According to this interview with a Russian news media person with good military sources, there is general support for the war in the military, and in fact for going way beyond what Putin had announced, like trying to take all of Ukraine, expanding Russia’s borders to Poland, and so on.

My takeaway is, don’t expect the military to look for regime change.

I saw this article today and although I’d love it to be true, an actual coup seems like a very specific thing:

So this is underway? Troops are kicking down Putin’s bedroom door right now? Somehow I feel as though that is not going to be tomorrow’s headline.

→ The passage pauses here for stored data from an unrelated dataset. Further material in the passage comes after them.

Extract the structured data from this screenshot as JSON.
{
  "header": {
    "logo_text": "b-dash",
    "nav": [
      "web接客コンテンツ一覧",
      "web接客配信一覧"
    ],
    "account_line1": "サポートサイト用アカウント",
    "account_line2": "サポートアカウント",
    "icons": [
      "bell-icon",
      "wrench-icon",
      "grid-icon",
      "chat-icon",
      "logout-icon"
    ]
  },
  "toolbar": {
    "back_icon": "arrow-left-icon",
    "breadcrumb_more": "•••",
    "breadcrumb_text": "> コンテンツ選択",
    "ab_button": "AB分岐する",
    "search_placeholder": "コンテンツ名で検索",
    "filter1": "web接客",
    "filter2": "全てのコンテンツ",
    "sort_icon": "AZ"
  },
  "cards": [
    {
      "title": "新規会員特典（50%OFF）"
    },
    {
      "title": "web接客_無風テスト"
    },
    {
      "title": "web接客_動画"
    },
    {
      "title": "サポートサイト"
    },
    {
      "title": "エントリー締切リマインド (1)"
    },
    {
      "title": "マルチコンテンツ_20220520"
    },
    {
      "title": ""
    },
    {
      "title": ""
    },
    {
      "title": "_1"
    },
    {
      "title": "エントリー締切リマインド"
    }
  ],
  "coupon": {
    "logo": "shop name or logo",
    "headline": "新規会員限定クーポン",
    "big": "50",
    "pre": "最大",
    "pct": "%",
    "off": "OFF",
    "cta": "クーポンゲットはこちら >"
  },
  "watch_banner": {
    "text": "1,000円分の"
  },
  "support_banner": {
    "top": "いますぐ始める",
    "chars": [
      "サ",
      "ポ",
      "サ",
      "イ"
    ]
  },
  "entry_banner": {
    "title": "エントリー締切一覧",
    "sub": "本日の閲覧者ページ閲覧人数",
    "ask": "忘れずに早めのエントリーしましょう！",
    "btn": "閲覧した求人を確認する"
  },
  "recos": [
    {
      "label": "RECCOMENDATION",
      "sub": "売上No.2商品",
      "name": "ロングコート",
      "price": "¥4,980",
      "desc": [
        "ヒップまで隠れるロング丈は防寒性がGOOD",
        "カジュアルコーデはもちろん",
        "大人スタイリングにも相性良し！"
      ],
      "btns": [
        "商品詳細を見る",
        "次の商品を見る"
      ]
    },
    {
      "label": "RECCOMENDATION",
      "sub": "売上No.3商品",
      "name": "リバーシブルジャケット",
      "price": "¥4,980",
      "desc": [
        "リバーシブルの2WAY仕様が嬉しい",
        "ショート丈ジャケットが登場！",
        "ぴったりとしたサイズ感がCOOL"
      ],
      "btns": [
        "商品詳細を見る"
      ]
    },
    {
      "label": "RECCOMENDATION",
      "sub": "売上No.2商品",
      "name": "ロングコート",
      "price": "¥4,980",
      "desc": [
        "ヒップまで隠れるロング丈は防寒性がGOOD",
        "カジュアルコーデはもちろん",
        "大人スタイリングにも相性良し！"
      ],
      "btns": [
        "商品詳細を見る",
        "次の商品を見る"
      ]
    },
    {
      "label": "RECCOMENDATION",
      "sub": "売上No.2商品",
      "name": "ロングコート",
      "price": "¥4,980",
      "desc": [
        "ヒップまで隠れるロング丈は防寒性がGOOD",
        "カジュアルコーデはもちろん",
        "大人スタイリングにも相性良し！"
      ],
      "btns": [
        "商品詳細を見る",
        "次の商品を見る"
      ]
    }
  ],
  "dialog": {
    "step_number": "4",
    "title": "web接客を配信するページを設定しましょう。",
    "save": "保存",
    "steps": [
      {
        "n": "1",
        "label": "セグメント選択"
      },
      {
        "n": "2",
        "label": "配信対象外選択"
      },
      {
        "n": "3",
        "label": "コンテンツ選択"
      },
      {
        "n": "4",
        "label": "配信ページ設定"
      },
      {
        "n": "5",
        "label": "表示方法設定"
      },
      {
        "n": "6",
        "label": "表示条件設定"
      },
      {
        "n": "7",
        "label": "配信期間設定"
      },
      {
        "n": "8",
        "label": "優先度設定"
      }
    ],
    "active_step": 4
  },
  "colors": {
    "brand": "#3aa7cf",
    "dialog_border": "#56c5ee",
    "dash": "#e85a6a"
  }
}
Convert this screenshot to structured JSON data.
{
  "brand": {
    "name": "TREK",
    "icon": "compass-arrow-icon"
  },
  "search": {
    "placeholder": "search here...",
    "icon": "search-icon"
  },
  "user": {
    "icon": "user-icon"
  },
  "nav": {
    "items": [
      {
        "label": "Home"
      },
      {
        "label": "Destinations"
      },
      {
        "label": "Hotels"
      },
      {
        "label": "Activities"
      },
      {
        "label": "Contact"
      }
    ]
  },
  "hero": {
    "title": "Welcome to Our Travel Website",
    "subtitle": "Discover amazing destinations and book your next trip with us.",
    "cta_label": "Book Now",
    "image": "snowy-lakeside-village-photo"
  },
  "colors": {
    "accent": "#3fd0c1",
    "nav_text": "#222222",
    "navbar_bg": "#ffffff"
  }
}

There is more gossip in the article than the typical issue of Us Weekly. I’m surprised it doesn’t include a list of “10 Ways to Disable a T-72 Tank With a Hair Scrunchie (You’ll Never Guess #7!)”.

Stranger

Speculation that senior Russian military leaders are being suspended or even arrested, but so far, just speculation, no confirmation:

And a public attack on the competence of the Minister of Defence by a former commander of separatist forces in eastern Ukraine:

Possibly a bad thing - ISTM, lots of countries who go to war after a long peace end up with crap at the top of the their military. Rapid promotion of folks who prove themselves on the battlefield corrects that.

Of course, I’m not sure that Russia is having enough success in Ukraine to identify competent leaders, so it may not work out for them.

Especially with the death rate for general officers in theatre.

There’s also the point that if failure doesn’t just mean demotion but arrest or imprisonment, that can’t be good for morale.

Maybe among some in the military, like the brass that’s sufficiently high up that they don’t need to be anywhere near the front. The actual guys at the sharp end of the spear know they’re getting their butts kicked, though, and can’t be happy about it.

I posted that article in the Invasion thread yesterday. I noted this [emphasising my final sentence]:

A coup to overthrow Russian President Vladimir Putin is underway and can’t be stopped, according to Ukraine’s military intelligence chief.

Also:

Putin has spent decades making his regime “coup-proof.”… [T]he existence of the FSB, the FSO, and The Rosgvardia serve to protect him.

In summary: A coup will take out Putin. Unless it doesn’t.

I think what we’re seeing is a different problem. In some countries, the military becomes politicized. The regime promotes officers for their political loyalty rather than for their military competence.